Fieras: La creatividad requiere coraje
En aquel Salón de Otoño parisino de 1905, un grupo de jóvenes artistas expusieron una serie de obras delirantes que recibieron el calificativo de fauves (palabra francesa que significa fieras). Nacía así el Fauvismo, movimiento de vanguardia cuyo principal planteamiento estético se basaba en la libertad del color con independencia del objeto. Entre ellos estaba Henri Matisse que con 36 años y abandonando la paleta impresionista, presentó un retrato de su esposa titulado La línea verde. Esta obra, que sigue siendo fundamental para entender la pintura del siglo XX, es una imagen radical, en la que se hace un uso arbitrario del color y en la que, de una manera extraordinariamente simplificada, se representa un rostro icónico, plano y expresivo. Nunca se había visto nada igual: es el principio del arte moderno.

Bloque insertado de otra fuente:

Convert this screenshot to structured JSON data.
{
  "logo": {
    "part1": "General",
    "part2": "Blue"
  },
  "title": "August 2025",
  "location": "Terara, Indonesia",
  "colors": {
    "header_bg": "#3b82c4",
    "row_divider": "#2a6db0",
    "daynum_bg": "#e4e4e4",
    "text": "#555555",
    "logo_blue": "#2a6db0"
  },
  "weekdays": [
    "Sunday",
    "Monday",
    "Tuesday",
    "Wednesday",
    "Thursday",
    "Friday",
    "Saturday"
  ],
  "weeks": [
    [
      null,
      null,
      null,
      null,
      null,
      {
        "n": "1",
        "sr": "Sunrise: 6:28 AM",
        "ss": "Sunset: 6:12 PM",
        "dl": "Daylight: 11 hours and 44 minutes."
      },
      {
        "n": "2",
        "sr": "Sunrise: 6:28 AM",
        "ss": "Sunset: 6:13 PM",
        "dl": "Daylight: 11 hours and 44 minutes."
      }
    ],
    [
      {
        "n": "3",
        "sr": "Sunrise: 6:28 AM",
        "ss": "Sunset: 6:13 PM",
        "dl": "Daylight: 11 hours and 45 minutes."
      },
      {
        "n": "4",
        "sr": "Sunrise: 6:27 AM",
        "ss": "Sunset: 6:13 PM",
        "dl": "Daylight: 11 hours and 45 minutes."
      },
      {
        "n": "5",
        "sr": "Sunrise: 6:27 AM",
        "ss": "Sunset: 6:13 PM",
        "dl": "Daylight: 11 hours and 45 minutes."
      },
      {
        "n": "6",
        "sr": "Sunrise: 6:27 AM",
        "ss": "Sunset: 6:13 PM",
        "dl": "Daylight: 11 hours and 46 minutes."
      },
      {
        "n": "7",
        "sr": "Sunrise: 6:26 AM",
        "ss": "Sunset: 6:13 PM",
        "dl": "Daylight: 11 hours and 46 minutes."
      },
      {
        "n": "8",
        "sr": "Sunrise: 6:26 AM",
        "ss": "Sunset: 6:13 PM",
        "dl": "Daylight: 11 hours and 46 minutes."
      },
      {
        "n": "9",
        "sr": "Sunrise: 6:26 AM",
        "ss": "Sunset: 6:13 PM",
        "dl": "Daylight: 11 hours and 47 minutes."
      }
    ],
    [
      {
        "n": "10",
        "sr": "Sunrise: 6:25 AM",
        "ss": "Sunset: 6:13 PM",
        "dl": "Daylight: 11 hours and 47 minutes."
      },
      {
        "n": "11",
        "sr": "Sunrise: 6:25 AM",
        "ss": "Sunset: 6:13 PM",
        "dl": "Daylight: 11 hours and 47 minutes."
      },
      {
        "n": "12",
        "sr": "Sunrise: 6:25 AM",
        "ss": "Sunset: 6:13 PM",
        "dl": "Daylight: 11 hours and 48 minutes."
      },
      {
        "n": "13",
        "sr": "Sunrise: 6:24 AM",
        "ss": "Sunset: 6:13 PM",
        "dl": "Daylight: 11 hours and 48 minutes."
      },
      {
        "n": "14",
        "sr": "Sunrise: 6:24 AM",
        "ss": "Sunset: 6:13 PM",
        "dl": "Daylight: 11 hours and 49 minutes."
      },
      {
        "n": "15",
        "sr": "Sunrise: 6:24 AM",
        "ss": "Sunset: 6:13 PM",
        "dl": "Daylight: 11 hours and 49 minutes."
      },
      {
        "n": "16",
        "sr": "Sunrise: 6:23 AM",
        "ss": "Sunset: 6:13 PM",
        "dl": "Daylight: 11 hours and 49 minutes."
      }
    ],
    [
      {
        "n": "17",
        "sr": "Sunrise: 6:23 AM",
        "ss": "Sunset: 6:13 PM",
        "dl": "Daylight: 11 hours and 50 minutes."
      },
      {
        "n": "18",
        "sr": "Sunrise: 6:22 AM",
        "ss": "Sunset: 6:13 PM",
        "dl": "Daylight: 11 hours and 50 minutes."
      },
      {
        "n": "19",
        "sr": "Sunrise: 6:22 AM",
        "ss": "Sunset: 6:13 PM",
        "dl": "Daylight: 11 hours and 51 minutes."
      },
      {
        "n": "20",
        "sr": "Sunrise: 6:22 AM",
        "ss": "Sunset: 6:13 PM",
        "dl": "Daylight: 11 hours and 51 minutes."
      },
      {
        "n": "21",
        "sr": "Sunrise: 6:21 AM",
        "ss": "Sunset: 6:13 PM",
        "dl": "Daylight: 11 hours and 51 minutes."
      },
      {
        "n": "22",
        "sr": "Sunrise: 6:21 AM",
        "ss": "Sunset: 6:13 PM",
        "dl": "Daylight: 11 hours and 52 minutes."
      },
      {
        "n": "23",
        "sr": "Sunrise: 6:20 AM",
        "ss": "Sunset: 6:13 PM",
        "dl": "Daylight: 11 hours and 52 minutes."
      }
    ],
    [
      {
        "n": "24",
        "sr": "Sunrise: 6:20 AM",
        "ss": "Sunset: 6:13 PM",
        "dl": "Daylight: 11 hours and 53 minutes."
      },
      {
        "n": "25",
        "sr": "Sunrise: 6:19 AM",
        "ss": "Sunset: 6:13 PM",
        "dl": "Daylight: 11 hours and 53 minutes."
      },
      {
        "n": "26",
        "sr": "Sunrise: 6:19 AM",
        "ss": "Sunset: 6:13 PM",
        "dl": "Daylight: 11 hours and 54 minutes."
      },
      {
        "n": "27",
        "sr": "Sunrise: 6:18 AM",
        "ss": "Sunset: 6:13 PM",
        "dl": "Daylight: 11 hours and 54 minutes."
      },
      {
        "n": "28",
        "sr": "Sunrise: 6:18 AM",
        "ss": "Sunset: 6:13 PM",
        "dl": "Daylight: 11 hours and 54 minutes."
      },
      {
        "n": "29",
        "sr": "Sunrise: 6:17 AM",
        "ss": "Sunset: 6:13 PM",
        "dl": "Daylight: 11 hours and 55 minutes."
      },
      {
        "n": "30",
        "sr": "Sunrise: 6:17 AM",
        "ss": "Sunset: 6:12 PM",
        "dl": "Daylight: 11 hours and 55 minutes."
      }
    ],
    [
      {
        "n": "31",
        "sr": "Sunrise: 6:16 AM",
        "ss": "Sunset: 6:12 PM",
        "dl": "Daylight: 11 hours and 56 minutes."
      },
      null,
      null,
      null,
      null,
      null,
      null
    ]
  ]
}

Matisse representa de manera fascinante y mejor que ningún otro artista, el espíritu renovador que comportaron las vanguardias históricas. Contemplar una obra de Matisse requiere cierta valentía, ya que nos obliga a revisar nuestro universo: nos desconcierta de tal modo, que terminamos experimentando que las cosas pueden ser de otra manera, incluso que pueden ser de mil maneras diferentes. Ese desconcierto es insoportable para aquellos que quieren seguir mirando la realidad con la certeza que ofrece la tradición.
Matisse rompe con la tradición al romper, en primer lugar, con la representación tridimensional que permite la utilización de la perspectiva lineal. En sus obras se unifica la figura y el espacio a través del color, un color que de forma misteriosa cruza lo que hasta ese momento había sido la barrera infranqueable de la verosimilitud y de la mímesis en la representación. Se rompe así con las formas convencionales que los espectadores venían aceptando por siglos de manera pasiva, sin conciencia de que la obra les imponía un modo de entender el mundo que no permitía cuestionamiento. Matisse invita al espectador a formar parte de la obra, a mirarla y a hacer de la mirada un acto creativo, ahí radica el placer estético que nos provoca esta experiencia.
En 1907 Matisse conoce a quien será su gran mecenas, Sergei Ivanovitch Shchukin, rico comerciante ruso para quien realizará algunas de sus obras más importantes y que hoy forman parte del los fondos del Hermitage de San Petersburgo: La Danza, La Música, El Juego de Pelota, La Conversación. Esta última puede verse hasta el 25 de marzo en Madrid, en el Museo del Prado, con motivo de la exposición “El Hermitage en El Prado”.
La Conversación es una obra maravillosa, poética, musical, esencial. Una pareja (el propio Matisse y su esposa) aparecen de perfil, con ropa de dormir, frente a una ventana que se abre a un paisaje. El elemento protagónico es el color azul que unifica toda la escena y que nos permite escuchar la conversación sin palabras de las dos figuras, cuyos contornos se enfatizan con pinceladas gruesas. La ventana-cuadro es un elemento clásico, que nos remite a los interiores del Renacimiento y del Barroco, una abertura hacia el exterior que nos pone en contacto con una interpretación lírica y emocional de una mañana luminosa. No hay nada superfluo, todo es esencial y verdadero.
Para Matisse el arte debía ser una especie de lenitivo, un calmante cerebral parecido a un buen sillón y eso es exactamente lo que trasmite esta conversación azul: la alegría de vivir, la alegría de pintar.